Amarinder Singh taunts SAD over Delhi polls fallout with BJP, says Akali Dal isn’t quitting NDA to save its chair in Union Cabinet
A day after the Shiromani Akali Dal (SAD) accused Amarinder Singh of making the Gandhi family happy to 'save' his chair, the Punjab chief minister on Wednesday retorted, saying the SAD was not quitting the NDA at the Centre to save Harsimrat Kaur Badal's chair in the Union Cabinet.
However, SAD chief Sukhbir Singh Badal had asked him not to issue 'ridiculous' statements which only exposed his 'subservience' to the Gandhi family
On Wednesday, Amarinder asked Badal to explain how his demand for the Akalis to quit the NDA over the Citizenship Amendment Act amounted to 'subservience' to the Gandhi family
The chief minister said that the recent statements of various Akali leaders, including Badal, clearly exposed their 'ignorance' on the CAA
Chandigarh: A day after the Shiromani Akali Dal (SAD) accused Amarinder Singh of making the Gandhi family happy to "save" his chair, the Punjab chief minister on Wednesday retorted, saying the SAD was not quitting the NDA at the Centre to save Harsimrat Kaur Badal's chair in the Union Cabinet.
Following the SAD’s decision to not contest the Delhi Assembly polls on being told by the BJP to change its stance over the Citizenship Amended Act, Amarinder had on Tuesday too dared the party to quit the National Democratic Alliance (NDA).
However, SAD chief Sukhbir Singh Badal had asked him not to issue "ridiculous" statements which only exposed his "subservience" to the Gandhi family and his desire to make the family happy to “save" his chair.
On Wednesday, Amarinder asked Badal to explain how his demand for the Akalis to quit the NDA over the Citizenship Amendment Act amounted to "subservience" to the Gandhi family. "Or are you trying to say that the lakhs of people out on the streets to protest against CAA are doing so simply out of subservience to the Gandhi family," Amarinder said.
The SAD chief had also said that by opposing the CAA, the chief minister was opposing the relief given to Sikhs under the amended law.
The chief minister, in a statement on Wednesday, said his chair was "quite secure".
"But apparently, you (Badal) are worried about your wife Harsimrat's chair in the Union cabinet and do not want her to lose that at any cost," said Amarinder, adding that this could be the reason for SAD refusing to walk out of the NDA despite claiming to take a stand against CAA.

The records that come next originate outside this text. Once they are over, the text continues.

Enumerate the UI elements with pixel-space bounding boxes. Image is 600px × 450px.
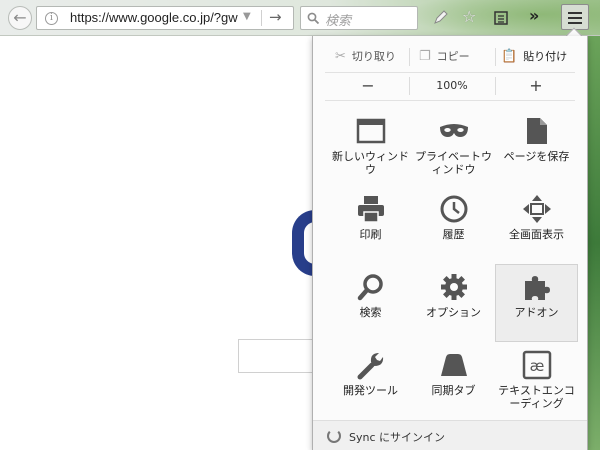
app-menu-panel: ✂ 切り取り ❐ コピー 📋 貼り付け − 100% + 新しいウィンドウ プラ… <box>312 36 588 450</box>
tile-label: ページを保存 <box>503 150 570 163</box>
divider <box>495 48 496 66</box>
tile-label: オプション <box>426 306 481 319</box>
copy-label: コピー <box>436 50 470 63</box>
clipboard-icon: 📋 <box>501 49 518 64</box>
google-search-box[interactable] <box>238 339 318 373</box>
addons-button[interactable]: アドオン <box>495 264 578 342</box>
new-window-icon <box>356 118 385 144</box>
save-page-icon <box>526 118 547 144</box>
back-button[interactable]: ← <box>8 6 32 30</box>
overflow-chevron-icon[interactable]: » <box>529 7 539 25</box>
cut-button[interactable]: ✂ 切り取り <box>335 44 396 70</box>
dropdown-arrow-icon[interactable]: ▼ <box>243 11 251 22</box>
history-button[interactable]: 履歴 <box>412 186 495 264</box>
url-text[interactable]: https://www.google.co.jp/?gw <box>70 10 240 25</box>
separator <box>325 100 575 101</box>
zoom-controls: − 100% + <box>313 74 587 98</box>
zoom-in-button[interactable]: + <box>496 74 576 98</box>
printer-icon <box>357 196 384 223</box>
fullscreen-button[interactable]: 全画面表示 <box>495 186 578 264</box>
tile-label: 同期タブ <box>431 384 476 397</box>
tile-label: 履歴 <box>442 228 465 241</box>
tile-label: アドオン <box>514 306 559 319</box>
zoom-out-button[interactable]: − <box>327 74 409 98</box>
url-divider <box>261 10 262 26</box>
private-mask-icon <box>439 124 468 137</box>
magnifier-icon <box>357 274 383 301</box>
synced-tabs-icon <box>440 354 467 376</box>
text-encoding-icon: æ <box>522 350 551 380</box>
paste-button[interactable]: 📋 貼り付け <box>501 44 567 70</box>
hamburger-bar <box>568 17 582 19</box>
tile-label: 検索 <box>359 306 382 319</box>
tile-label: 印刷 <box>359 228 382 241</box>
sync-label: Sync にサインイン <box>349 431 446 444</box>
find-button[interactable]: 検索 <box>329 264 412 342</box>
tile-label: 新しいウィンドウ <box>332 150 409 176</box>
developer-tools-button[interactable]: 開発ツール <box>329 342 412 420</box>
copy-button[interactable]: ❐ コピー <box>419 44 470 70</box>
copy-icon: ❐ <box>419 49 431 64</box>
search-bar[interactable]: 検索 <box>300 6 418 30</box>
divider <box>409 48 410 66</box>
go-button[interactable]: → <box>269 8 282 26</box>
clock-icon <box>440 195 467 223</box>
pencil-icon[interactable] <box>433 9 449 25</box>
private-window-button[interactable]: プライベートウィンドウ <box>412 108 495 186</box>
search-placeholder: 検索 <box>325 14 352 29</box>
bookmarks-menu-icon[interactable] <box>493 10 509 26</box>
sync-icon <box>327 429 341 443</box>
cut-label: 切り取り <box>351 50 396 63</box>
gear-icon <box>440 274 467 300</box>
edit-controls: ✂ 切り取り ❐ コピー 📋 貼り付け <box>313 44 587 70</box>
scissors-icon: ✂ <box>335 49 346 64</box>
hamburger-bar <box>568 22 582 24</box>
hamburger-menu-button[interactable] <box>561 4 589 30</box>
browser-toolbar: ← i https://www.google.co.jp/?gw ▼ → 検索 … <box>0 0 600 36</box>
hamburger-bar <box>568 12 582 14</box>
separator <box>325 72 575 73</box>
search-icon <box>307 12 320 25</box>
new-window-button[interactable]: 新しいウィンドウ <box>329 108 412 186</box>
wrench-icon <box>357 353 383 380</box>
text-encoding-button[interactable]: æ テキストエンコーディング <box>495 342 578 420</box>
synced-tabs-button[interactable]: 同期タブ <box>412 342 495 420</box>
print-button[interactable]: 印刷 <box>329 186 412 264</box>
menu-grid: 新しいウィンドウ プライベートウィンドウ ページを保存 印刷 履歴 全画面表示 … <box>329 108 578 420</box>
tile-label: 開発ツール <box>343 384 398 397</box>
tile-label: テキストエンコーディング <box>498 384 575 410</box>
puzzle-icon <box>524 276 550 300</box>
options-button[interactable]: オプション <box>412 264 495 342</box>
paste-label: 貼り付け <box>523 50 568 63</box>
zoom-reset-button[interactable]: 100% <box>410 74 494 98</box>
sync-sign-in-button[interactable]: Sync にサインイン <box>313 420 587 450</box>
fullscreen-icon <box>522 195 551 223</box>
save-page-button[interactable]: ページを保存 <box>495 108 578 186</box>
bookmark-star-icon[interactable]: ☆ <box>462 8 476 26</box>
info-icon[interactable]: i <box>45 12 58 25</box>
url-bar[interactable]: i https://www.google.co.jp/?gw ▼ → <box>36 6 294 30</box>
svg-text:æ: æ <box>529 357 544 375</box>
tile-label: 全画面表示 <box>509 228 564 241</box>
tile-label: プライベートウィンドウ <box>415 150 492 176</box>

As he questioned Badal's logic in interpreting his criticism of SAD's stand on CAA as being "anti-Sikh", Amarinder sent the Akali chief a copy of 'Mein Kampf', advising him to read Adolf Hitler's autobiography to understand the "dangerous implications of the unconstitutional" legislation passed by the central government, of which the Akalis are a part.
Given the "current attempts" by the Centre to "replicate Hitler's agenda" in India, it was important for the SAD leaders to read the former German Chancellor's autobiography before coming out with "irrational reactions" on CAA, said Amarinder.

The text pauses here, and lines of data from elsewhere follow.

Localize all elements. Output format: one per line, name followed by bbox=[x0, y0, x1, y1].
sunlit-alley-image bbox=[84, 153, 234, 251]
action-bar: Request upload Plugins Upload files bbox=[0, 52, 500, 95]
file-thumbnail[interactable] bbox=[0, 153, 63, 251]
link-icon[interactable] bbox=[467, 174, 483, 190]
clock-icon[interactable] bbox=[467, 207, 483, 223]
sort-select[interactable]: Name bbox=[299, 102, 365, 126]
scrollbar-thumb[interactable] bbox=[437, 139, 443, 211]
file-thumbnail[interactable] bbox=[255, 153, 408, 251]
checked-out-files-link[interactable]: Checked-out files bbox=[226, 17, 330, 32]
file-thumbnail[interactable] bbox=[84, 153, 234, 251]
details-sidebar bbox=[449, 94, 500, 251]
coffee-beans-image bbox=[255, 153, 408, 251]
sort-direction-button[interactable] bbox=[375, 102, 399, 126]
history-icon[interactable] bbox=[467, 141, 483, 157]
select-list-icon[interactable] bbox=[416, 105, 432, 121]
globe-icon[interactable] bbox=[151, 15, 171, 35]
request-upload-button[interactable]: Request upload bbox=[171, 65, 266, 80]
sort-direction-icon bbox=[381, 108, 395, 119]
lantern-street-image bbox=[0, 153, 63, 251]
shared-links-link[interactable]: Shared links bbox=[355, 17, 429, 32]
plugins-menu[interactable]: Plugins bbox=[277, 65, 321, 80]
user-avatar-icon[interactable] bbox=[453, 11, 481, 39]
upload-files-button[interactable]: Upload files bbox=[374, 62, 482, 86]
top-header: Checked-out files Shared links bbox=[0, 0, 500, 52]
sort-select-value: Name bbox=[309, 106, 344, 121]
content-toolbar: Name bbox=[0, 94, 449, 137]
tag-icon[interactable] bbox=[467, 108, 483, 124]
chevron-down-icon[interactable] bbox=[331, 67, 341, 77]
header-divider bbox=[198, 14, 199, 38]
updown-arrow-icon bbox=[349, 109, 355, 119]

The chief minister said that the recent statements of various Akali leaders, including Badal, clearly exposed their "ignorance" on the sensitive issue and urged him to read the book and decide "whether it's country first or political expediency".
"Supporting the bill in both houses of Parliament and in the Vidhan Sabha and opposing it on other platforms is unbecoming of a political leader," the chief minister said in a letter sent to Badal along with the book.
Amarinder recalled that during the last Vidhan Sabha session, he had promised to send SAD copies of 'Mein Kampf', which in English translates to 'My struggles.'
"These were his (Hitler's) beliefs which he sold to the German people in his rise to power which later became his government’s policy, when his Nazi party assumed office," wrote the chief minister.
Taking a jibe at Amarinder, the SAD chief said that he had chosen to learn his history lessons from 'Mein Kampf' and not dozens of books written by Sikhs recounting state sponsored attack on the Golden Temple and genocide of Sikhs in Delhi in 1984.
Badal in a statement said he would soon be sending across a bundle of books written by prominent Sikh scholars detailing how the Congress party and its first family had "planned and engineered" the attack on 'Harmandar Sahib' as well as the "mass killing" of Sikhs in Delhi and other parts of the country.
"I am sure these books will refresh your memory and remove the selective amnesia which has clouded your mind. Please do give the books space in your library and read them also. You will never again give inane suggestions to anyone," he said.
"This gift of books could also force you to have a change of mind and forsake servility towards the Gandhi family and make you more sensitive towards the suffering of your own community," added Badal.